We need to download the libraries to be able to communicate with AWS and use S3 as a file system. Download the following two jars to the jars
folder in the Spark installation.
!wget http://central.maven.org/maven2/com/amazonaws/aws-java-sdk/1.7.4/aws-java-sdk-1.7.4.jar -P $SPARK_HOME/jars/
!wget http://central.maven.org/maven2/org/apache/hadoop/hadoop-aws/2.7.3/hadoop-aws-2.7.3.jar -P $SPARK_HOME/jars/
In order to read from AWS S3, we need to set some parameters in the configuration file for spark.
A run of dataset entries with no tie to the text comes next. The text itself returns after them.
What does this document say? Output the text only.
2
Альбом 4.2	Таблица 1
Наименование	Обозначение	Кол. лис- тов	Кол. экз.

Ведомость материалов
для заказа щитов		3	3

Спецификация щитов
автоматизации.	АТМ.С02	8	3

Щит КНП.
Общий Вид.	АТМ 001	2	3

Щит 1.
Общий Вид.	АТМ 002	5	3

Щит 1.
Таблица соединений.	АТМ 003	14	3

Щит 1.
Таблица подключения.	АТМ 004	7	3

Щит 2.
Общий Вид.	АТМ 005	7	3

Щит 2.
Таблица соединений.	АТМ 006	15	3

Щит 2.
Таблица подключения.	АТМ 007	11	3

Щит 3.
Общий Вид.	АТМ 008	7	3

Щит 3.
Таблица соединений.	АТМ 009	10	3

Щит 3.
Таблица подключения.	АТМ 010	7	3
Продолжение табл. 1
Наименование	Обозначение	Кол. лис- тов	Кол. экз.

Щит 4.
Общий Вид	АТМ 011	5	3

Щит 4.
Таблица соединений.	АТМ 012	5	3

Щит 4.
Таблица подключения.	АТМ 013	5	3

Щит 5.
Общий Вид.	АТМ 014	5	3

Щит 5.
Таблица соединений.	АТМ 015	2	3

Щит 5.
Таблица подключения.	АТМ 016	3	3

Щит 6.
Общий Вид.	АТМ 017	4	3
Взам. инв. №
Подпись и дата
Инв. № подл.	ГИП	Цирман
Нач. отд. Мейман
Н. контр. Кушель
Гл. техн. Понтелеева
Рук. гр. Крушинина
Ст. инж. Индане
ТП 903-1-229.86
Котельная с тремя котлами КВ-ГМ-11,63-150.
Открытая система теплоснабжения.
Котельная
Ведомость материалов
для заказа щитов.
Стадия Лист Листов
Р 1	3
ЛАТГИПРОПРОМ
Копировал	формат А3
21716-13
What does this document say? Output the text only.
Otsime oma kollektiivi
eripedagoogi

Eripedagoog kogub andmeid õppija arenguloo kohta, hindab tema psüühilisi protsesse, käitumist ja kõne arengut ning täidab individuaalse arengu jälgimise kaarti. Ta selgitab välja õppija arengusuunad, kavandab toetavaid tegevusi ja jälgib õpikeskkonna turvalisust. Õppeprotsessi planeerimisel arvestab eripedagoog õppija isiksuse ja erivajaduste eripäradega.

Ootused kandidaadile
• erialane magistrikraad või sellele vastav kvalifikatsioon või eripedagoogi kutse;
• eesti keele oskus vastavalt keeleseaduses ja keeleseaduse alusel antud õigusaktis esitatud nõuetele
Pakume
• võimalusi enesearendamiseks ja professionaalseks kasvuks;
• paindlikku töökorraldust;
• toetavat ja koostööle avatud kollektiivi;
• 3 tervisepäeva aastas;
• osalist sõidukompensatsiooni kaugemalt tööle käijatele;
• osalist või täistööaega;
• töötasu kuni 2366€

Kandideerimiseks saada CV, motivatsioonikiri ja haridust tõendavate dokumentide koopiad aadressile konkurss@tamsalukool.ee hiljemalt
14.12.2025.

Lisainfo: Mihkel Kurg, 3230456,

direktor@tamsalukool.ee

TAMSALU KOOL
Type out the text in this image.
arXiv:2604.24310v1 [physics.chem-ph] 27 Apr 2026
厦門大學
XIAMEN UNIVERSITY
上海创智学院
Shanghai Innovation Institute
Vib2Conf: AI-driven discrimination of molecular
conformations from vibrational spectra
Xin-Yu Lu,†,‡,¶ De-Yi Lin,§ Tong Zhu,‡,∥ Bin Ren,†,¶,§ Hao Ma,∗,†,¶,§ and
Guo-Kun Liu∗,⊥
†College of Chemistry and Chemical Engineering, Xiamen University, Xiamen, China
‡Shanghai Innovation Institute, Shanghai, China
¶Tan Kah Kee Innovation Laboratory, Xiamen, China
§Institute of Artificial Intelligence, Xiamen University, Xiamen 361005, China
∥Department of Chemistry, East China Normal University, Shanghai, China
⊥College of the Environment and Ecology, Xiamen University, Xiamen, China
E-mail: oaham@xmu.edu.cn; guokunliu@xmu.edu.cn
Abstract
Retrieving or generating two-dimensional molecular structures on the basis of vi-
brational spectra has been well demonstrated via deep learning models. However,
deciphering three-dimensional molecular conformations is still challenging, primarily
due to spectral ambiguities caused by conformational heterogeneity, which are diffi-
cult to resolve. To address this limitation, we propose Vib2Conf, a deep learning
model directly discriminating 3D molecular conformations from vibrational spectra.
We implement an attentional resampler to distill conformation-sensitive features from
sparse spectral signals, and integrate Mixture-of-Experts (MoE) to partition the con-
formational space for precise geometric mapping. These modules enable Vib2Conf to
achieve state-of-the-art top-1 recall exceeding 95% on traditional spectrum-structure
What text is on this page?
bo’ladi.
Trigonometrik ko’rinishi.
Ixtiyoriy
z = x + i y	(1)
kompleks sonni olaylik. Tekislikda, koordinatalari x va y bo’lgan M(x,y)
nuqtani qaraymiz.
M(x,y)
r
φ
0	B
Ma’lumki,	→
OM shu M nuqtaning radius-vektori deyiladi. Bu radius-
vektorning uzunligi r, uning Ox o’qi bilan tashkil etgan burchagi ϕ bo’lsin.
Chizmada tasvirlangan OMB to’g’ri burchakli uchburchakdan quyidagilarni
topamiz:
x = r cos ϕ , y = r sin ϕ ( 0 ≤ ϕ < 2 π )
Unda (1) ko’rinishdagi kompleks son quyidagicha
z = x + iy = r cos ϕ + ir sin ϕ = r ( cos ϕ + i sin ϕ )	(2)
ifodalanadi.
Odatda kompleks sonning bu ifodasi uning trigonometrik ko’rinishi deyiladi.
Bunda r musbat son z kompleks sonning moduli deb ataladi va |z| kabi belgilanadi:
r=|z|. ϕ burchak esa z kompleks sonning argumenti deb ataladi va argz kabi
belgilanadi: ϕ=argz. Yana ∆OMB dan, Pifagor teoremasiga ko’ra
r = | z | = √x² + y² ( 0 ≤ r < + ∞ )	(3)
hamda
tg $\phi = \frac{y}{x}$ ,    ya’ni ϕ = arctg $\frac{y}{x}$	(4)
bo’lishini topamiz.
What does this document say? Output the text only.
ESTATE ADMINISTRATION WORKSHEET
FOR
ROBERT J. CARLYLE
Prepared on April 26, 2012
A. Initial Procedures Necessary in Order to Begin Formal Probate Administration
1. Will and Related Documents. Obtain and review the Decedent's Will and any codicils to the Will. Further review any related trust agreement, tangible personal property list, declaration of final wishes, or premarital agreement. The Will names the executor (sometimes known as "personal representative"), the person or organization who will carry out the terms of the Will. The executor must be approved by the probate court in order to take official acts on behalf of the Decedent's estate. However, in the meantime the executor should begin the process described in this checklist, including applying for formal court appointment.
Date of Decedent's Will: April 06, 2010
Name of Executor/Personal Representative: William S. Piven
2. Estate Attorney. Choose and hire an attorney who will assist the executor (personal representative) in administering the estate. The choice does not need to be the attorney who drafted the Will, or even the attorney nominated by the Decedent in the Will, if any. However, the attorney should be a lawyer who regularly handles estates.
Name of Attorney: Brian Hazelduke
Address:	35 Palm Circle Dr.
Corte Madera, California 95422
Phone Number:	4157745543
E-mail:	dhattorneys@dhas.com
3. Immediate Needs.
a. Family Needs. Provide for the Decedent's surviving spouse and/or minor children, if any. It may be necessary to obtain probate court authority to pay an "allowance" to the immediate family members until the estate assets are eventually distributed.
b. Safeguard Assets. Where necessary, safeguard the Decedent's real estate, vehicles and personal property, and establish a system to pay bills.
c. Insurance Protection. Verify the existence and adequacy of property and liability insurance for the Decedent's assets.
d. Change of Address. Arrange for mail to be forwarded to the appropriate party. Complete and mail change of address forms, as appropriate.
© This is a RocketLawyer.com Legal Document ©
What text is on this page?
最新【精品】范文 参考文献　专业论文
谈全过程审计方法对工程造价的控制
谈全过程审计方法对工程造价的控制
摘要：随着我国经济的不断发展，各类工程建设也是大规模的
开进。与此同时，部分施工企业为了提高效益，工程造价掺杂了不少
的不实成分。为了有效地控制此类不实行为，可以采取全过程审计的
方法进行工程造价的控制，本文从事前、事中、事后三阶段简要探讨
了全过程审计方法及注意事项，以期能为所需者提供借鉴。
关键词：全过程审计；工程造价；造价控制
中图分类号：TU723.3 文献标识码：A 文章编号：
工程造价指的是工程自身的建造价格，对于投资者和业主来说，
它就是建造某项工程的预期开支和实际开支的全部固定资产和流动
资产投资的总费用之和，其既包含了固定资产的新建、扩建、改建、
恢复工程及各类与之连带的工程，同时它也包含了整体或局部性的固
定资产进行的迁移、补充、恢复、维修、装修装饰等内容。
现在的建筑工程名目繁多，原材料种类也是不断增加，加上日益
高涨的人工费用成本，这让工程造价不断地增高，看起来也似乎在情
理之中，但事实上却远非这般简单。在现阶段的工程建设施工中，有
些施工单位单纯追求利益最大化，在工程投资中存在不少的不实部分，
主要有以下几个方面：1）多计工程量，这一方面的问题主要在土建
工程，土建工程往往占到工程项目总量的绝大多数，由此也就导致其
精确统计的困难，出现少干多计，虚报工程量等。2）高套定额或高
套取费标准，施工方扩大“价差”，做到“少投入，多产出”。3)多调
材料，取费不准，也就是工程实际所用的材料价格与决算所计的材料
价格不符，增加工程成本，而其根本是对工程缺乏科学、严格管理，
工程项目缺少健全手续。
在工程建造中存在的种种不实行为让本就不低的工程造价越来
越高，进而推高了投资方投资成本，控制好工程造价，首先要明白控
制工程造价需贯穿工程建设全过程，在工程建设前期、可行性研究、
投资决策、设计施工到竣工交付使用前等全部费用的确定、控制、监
This is normally located at $SPARK_HOME/conf/spark-defaults.conf
. Enter the following three key value pairs replacing the obvious values:
# spark-defaults.conf
spark.hadoop.fs.s3a.access.key=MY_ACCESS_KEY
spark.hadoop.fs.s3a.secret.key=MY_SECRET_KEY
spark.hadoop.fs.s3a.impl=org.apache.hadoop.fs.s3a.S3AFileSystem
Script¶
Set the Spark configuration and create the Spark context and the SQL context.
from pyspark import SparkConf, SparkContext, SQLContext
conf = (SparkConf()
.setAppName("S3 Configuration Test")
.set("spark.executor.instances", "1")
.set("spark.executor.cores", 1)
.set("spark.executor.memory", "2g"))
sc = SparkContext(conf=conf)
sqlContext = SQLContext(sc)
Path where to write to and read from:
path = "s3a://user-jwaterschoot/mario-colors/"
Let's create a simple RDD and save it as a dataframe in Parquet format:
rdd = sc.parallelize([('Mario', 'Red'), ('Luigi', 'Green'), ('Princess', 'Pink')])
rdd.toDF(['name', 'color']).write.parquet(path)
Read the data back from the S3 path:
df = sqlContext.read.parquet(path)
df.show(5)